C’est le moment que choisit le rongeur pour faire avancer son deuxième cristal vers le centre. Le cercle était brisé et ne formerait bientôt plus qu’un étrange haricot d’éclair. Albert criait maintenant et la fourdre traversait à la fois le golem et l’automate. Des bocaux autours se fendaient, d’autres objets se brisaient, des outils tombaient et au milieu, le rat poussait toujours son cristal. Le golem chancelait, la source d’energie dans la jeune fille de porcelaine brulait comme un feu de brousailles. Et soudain, le cristal du rat passa devant le golem, Albert était au bord de l’étouffement à force de s’époumoner et les éclairs se focalisèrent sur l’automate.

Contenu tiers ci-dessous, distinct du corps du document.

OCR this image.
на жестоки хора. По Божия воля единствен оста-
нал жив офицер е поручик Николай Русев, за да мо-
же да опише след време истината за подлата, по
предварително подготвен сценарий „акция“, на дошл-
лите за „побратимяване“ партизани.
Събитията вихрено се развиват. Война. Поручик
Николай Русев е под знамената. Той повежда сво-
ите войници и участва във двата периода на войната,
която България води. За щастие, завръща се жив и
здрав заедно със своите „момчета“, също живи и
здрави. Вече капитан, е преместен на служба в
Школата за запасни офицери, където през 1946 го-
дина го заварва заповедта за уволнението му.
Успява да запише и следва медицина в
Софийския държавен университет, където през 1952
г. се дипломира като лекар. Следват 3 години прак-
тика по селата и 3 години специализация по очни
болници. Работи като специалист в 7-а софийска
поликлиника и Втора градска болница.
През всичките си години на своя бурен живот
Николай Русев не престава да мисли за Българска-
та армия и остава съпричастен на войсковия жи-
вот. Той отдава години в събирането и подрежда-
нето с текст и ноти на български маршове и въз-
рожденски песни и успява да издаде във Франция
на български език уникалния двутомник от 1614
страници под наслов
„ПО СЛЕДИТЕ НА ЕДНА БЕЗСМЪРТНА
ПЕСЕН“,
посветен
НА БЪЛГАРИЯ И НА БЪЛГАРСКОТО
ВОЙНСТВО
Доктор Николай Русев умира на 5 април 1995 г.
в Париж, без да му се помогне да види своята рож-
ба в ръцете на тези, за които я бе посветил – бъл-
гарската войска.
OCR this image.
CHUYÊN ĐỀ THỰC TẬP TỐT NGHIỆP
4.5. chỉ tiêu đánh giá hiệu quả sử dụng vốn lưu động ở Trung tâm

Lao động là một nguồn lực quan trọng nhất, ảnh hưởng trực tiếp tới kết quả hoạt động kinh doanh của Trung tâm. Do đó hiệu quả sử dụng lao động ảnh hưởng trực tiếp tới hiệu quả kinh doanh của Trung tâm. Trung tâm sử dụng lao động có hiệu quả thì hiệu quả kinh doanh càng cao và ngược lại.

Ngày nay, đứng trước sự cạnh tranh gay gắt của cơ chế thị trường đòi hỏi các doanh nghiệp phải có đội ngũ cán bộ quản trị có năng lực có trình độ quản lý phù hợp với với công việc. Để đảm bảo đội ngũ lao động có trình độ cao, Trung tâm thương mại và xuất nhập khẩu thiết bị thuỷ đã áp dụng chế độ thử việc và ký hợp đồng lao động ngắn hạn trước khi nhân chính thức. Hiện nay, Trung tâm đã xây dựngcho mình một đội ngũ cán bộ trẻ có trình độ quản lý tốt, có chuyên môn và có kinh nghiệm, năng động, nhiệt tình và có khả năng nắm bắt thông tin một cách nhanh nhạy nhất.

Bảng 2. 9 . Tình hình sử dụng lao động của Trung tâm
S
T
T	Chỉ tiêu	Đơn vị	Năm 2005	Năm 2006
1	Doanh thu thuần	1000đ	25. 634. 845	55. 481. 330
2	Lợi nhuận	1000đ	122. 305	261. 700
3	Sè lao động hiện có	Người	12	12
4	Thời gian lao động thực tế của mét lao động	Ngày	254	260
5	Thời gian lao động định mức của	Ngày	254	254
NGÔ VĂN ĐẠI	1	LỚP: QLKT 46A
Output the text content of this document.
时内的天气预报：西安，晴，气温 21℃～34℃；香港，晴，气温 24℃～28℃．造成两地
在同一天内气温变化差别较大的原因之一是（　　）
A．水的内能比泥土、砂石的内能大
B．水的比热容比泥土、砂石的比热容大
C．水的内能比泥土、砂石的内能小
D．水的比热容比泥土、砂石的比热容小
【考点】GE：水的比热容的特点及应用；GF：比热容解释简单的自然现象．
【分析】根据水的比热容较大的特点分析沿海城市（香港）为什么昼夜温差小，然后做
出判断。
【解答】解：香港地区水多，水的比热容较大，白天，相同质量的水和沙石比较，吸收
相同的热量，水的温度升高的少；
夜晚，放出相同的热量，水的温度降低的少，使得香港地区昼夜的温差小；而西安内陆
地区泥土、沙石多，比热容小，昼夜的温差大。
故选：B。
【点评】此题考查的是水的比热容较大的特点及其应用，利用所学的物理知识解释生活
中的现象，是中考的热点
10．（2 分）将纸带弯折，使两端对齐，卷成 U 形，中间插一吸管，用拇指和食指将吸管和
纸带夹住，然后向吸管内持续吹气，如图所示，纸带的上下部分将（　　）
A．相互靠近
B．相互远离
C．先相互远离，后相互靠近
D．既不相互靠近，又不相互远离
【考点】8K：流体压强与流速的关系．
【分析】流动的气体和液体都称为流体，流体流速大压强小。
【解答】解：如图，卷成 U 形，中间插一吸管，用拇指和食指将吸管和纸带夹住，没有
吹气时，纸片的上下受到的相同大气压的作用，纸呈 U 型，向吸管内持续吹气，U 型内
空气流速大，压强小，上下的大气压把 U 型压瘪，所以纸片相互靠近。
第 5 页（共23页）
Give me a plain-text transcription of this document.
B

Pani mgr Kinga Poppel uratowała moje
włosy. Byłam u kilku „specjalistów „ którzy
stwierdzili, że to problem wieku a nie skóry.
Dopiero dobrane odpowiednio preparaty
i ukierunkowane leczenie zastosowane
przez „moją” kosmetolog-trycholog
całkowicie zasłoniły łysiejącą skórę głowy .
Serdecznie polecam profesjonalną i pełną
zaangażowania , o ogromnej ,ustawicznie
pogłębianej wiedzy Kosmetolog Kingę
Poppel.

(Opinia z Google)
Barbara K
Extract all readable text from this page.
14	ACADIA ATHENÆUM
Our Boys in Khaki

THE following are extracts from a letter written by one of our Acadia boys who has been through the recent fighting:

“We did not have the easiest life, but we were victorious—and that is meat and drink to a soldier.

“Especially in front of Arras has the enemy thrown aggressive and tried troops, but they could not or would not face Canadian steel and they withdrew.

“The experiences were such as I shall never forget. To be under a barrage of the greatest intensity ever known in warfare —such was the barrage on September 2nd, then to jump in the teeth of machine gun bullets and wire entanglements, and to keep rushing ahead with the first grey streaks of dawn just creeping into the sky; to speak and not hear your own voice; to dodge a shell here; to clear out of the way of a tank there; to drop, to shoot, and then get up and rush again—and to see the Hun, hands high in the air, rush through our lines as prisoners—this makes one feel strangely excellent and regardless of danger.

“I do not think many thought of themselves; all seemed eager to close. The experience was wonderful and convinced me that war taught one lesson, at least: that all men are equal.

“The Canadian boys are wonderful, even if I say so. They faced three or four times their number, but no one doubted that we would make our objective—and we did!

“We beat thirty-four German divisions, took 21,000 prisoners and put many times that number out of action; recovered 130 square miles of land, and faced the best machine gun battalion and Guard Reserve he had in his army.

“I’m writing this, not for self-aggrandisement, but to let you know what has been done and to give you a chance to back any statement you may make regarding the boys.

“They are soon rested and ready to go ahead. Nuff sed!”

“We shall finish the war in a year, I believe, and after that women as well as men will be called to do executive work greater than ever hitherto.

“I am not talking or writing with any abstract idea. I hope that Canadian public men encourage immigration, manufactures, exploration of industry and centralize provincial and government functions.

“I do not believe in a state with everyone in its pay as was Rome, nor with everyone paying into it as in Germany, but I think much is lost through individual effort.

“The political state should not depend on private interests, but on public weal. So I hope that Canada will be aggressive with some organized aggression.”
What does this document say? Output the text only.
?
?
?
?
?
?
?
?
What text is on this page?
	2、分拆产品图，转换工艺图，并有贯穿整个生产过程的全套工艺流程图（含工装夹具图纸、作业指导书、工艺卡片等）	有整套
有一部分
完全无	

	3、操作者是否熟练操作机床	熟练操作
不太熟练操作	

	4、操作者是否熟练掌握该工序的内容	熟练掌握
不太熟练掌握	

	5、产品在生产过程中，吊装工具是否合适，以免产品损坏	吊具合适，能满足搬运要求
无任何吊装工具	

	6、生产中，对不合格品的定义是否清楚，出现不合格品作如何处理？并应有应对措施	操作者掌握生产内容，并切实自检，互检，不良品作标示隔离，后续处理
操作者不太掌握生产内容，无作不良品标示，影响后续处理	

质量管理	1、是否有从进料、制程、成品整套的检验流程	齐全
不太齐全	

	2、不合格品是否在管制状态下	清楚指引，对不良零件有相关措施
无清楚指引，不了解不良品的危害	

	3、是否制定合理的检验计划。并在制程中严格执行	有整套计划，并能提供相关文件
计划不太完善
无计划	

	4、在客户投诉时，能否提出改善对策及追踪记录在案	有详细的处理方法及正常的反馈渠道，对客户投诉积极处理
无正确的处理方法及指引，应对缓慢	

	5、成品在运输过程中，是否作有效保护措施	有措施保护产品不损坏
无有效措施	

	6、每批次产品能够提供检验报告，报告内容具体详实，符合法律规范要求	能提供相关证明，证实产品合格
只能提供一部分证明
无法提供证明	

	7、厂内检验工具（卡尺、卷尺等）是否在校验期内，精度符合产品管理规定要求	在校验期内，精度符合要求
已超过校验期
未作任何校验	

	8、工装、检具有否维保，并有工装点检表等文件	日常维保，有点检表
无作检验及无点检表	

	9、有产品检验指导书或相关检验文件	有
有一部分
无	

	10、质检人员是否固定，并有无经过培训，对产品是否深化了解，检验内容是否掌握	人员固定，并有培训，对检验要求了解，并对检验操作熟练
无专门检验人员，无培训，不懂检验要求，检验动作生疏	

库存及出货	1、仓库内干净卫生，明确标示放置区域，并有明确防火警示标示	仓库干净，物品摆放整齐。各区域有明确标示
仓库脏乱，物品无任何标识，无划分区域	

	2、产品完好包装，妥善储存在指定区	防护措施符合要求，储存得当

À bout de souffle, le sorcier arrêta son incantation, et avec elle, les éclairs se turent. Un silence assourdissant régnait dans la pièce et sans prévenir un dernier éclair pourpre, épais et aveuglant vint frapper l’oeil vide de l’humanoïde. Le souffle de la foudre fini de faire vaciller l’amas d’argile et Albert, qui reprennait son souffle à genoux, ne vit jamais sa fin s’écrouler sur lui. Le tas de glaise s’abati dans un vacarme sourd sur son corps frèle et c’en fût terminé.
L’ironie voulu que son dernier sort fut lui aussi une demi réussite. Le golem ne suivrait jamais ses ordres pas plus qu’il ne prendrait vie. En revanche du fond de la pièce un cri cristalin, aigu au point qu’il brisa tout verre encore intact sur les étagères, retenti.
L’automate venait de se voir offrir un souffle de vie.